B.C. looking at amending, updating legislation on protection of personal information

By Ian Burns

Law360 Canada (June 8, 2020, 8:44 AM EDT) -- Lawmakers in B.C. are undertaking a review of the province’s legislation on protection of personal information, with a view to bring it more in line with modern concerns surrounding sharing of information and privacy.

An all-party committee of the legislature was established in February to seek input from British Columbians on the effectiveness of the Personal Information Protection Act (PIPA). The Act governs how private sector organizations collect, use and disclose personal information. It also requires organizations to protect and secure personal information against unauthorized use or disclosure, and it grants individuals the right to access their own personal information.

“The COVID-19 pandemic has brought considerable change to how many of us work and communicate,” said committee chair Rachna Singh. “Our increased reliance on technology makes it an especially appropriate time to review this legislation.”

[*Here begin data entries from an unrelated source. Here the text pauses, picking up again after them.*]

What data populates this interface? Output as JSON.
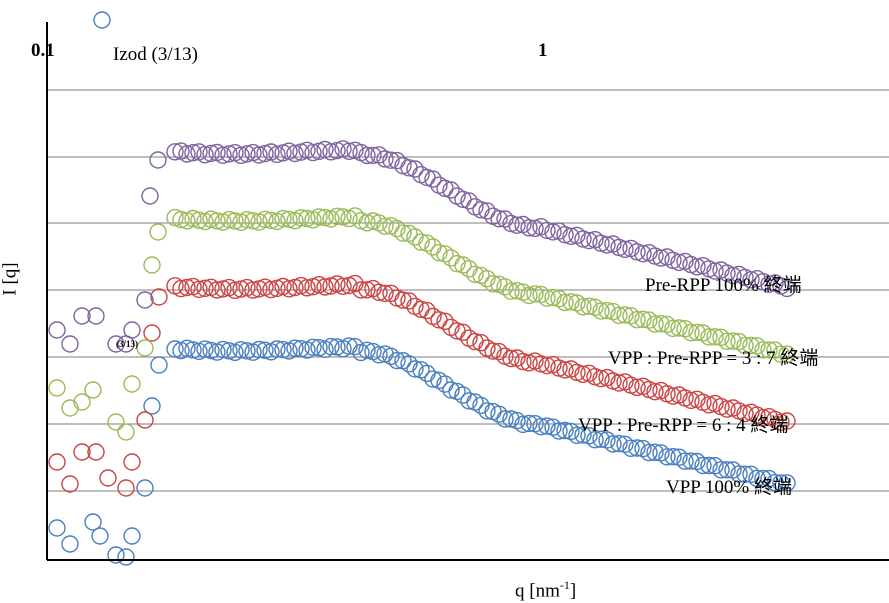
{
  "chart_data": {
    "type": "scatter",
    "title": "Izod (3/13)",
    "xlabel": "q [nm",
    "xlabel_sup": "-1",
    "xlabel_end": "]",
    "ylabel": "I [q]",
    "x_scale": "log",
    "x_ticks": [
      "0.1",
      "1"
    ],
    "grid": "horizontal",
    "annotation": "(3/13)",
    "series": [
      {
        "name": "VPP 100% 終端",
        "color": "#4a7fc1"
      },
      {
        "name": "VPP : Pre-RPP = 6 : 4 終端",
        "color": "#cc4444"
      },
      {
        "name": "VPP : Pre-RPP = 3 : 7 終端",
        "color": "#9bbb59"
      },
      {
        "name": "Pre-RPP 100% 終端",
        "color": "#8064a2"
      }
    ]
  }
}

The Act applies to private-sector employers in British Columbia, while any personal information that crosses provincial borders is covered by the federal Personal Information Protection and Electronic Documents Act, also known as PIPEDA. Under the Act, if an organization is collecting personal information it needs to give adequate notice and obtain clear and informed consent. There is also an access regime, where a person has a right to request information about how personal information is handled.

Keri Bennett, Roper Greyell LLP

Keri Bennett, a workplace privacy lawyer at Roper Greyell LLP, said the general principles of the provincial and federal Acts are similar but PIPEDA was amended recently to include a mandatory notification requirement for breaches but PIPA does not have a similar requirement.

“But PIPEDA had actually been amended to include some of the things of PIPA which had been at the time more advanced,” she said. “In B.C. you can collect, use and disclose personal information of employees without consent where reasonable for the purposes of establishing, managing and terminating employment relationships. That provision didn’t exist in PIPEDA until the most recent round of amendments.”

A broader question which has been brought even more forward in context of the COVID-19 pandemic and tracing apps is whether private sector companies should be able to hand personal information to the government or should they have consent to do so, said Bennett.

“What will be interesting is PIPEDA is currently under review as well, and in order for private sector companies to work effectively across the country it is preferable if the regimes are aligned,” she said. “So, it will be interesting to see if the B.C. Act is amended for example to keep up with PIPEDA, and then PIPEDA gets amended again. From the perspective of a private sector entity that is trying to be compliant across the country it is preferable if any amendments are consistent.”

Bennett also said there has been a further debate in privacy spheres about solicitor-client privilege and the scope of the provincial privacy commissioner’s ability to compel privileged documents.

“Our Supreme Court has confirmed that privilege is a fundamental principle of law and that any future amendments to PIPA should be consistent with those principles,” she said.

The committee is holding virtual consultations with stakeholders via videoconference, but individuals are still able to make submissions online. The deadline for all input is Aug. 14. More information can be found here.

The special committee will consider all input and make recommendations to the legislature in a report to be released by February 2021.